Editoriali
Le conseguenze della legge marziale in Corea del sud e di una crisi istituzionale e politica
L'ex ministro della Difesa tenta di suicidarsi in carcere e Kim Jong-un accusa Yoon di essere un dittatore fascista. Nel paese la situazione politica e istituzionale è ancora profondamente confusa
In Corea del sud, a una settimana dalla dichiarazione della legge marziale da parte del presidente Yoon Suk-yeol poi ritirata poche ore dopo, la situazione politica e istituzionale è ancora profondamente confusa, come confermato al Financial Times da un portavoce della presidenza che alla domanda su chi stia governando in questo momento nel paese, ha detto: “Non c’è una risposta ufficiale a questa domanda”. A una settimana dall’inizio del caos la leadership della Corea del nord ha però commentato per la prima volta la situazione: secondo un articolo della Kcna, l’agenzia di stampa ufficiale del regime, Yoon ha creato “un pandemonio” rivolgendo “sfacciatamente le sue armi dittatoriali e fasciste contro i suoi cittadini”. Secondo gli osservatori della Corea del nord, che da qualche mese combatte al fianco della Russia nella sua guerra contro l’Ucraina, non è ancora chiaro se Pyongyang deciderà di sfruttare questo momento di debolezza del Sud – e le provocazioni di Yoon e dei suoi sodali nel tentare di creare un’emergenza con il Nord che giustificassero l’imposizione della legge marziale – oppure se la quiete di questo periodo è legata all’attesa del ritorno alla Casa Bianca di Donald Trump.

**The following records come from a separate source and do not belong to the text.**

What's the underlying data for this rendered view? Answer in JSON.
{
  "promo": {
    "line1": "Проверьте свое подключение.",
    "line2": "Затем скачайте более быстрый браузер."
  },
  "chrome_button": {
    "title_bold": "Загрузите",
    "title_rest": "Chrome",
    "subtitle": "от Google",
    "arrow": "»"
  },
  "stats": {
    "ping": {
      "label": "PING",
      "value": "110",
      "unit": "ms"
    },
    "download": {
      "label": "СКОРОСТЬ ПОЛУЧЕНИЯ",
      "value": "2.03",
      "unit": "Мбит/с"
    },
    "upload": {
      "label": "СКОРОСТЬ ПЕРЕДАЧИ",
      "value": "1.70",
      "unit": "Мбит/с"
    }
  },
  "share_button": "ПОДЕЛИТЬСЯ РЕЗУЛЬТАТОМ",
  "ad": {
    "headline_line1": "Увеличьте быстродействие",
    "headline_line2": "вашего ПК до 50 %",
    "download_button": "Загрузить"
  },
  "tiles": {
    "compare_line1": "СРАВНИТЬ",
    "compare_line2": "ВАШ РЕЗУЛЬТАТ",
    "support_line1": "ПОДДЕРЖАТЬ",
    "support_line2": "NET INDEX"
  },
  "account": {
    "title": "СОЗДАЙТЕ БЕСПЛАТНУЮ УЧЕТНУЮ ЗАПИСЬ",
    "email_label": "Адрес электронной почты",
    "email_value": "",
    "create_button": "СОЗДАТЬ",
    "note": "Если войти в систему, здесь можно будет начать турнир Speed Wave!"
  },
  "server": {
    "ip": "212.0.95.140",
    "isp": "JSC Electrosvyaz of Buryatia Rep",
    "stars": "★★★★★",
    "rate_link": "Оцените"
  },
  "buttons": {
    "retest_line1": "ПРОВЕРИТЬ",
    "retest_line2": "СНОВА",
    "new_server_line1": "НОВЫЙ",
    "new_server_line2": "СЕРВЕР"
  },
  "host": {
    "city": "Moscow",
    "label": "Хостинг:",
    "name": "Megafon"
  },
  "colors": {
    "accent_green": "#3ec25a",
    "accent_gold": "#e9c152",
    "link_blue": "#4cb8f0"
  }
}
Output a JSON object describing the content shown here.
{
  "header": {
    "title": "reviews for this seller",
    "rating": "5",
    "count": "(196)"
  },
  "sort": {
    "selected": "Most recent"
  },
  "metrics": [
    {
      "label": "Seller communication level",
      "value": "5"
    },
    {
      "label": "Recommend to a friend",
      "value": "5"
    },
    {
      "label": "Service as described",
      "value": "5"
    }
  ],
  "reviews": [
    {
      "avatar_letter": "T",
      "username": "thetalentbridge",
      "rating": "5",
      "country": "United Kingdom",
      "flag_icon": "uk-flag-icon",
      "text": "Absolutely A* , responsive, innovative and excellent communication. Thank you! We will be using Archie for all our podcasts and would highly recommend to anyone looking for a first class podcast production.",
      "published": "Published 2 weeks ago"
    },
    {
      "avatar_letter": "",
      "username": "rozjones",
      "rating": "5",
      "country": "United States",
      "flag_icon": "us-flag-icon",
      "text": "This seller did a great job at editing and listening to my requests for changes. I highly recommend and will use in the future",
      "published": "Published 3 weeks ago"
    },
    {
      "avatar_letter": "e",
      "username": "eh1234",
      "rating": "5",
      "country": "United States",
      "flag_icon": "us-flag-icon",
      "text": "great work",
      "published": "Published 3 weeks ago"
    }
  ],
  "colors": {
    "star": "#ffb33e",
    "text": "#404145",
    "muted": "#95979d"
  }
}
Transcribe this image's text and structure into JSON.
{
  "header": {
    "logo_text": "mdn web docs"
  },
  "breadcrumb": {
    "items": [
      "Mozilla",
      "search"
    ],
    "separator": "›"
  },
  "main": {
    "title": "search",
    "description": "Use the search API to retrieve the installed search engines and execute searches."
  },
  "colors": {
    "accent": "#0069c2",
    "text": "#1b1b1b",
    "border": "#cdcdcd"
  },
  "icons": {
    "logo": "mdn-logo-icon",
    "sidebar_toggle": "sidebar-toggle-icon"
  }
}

Nel frattempo però l’immagine che la Corea del sud da anni stava cercando di costruirsi nel mondo, come alleato forte e responsabile delle democrazie nell’Indo-Pacifico, è sempre più turbata dalle cronache. Ieri Kim Yong-hyun, ex ministro della Difesa, ha tentato di uccidersi nel carcere dove è detenuto per insurrezione. Nelle stesse ore un team dell’Ufficio nazionale di investigazione, incaricato di indagare sull’imposizione della legge, ha tentato di fare irruzione nell’ufficio del presidente Yoon, ma non sarebbe riuscito nello scopo: i dipendenti li avrebbero lasciati fuori dai cancelli per otto ore. Yoon non vuole dimettersi e per ora è soltanto indagato. Sabato prossimo ci sarà un secondo voto all’Assemblea nazionale per metterlo in stato d’accusa: secondo i sondaggi, l’80 per cento della popolazione è a favore della sua rimozione dalla presidenza.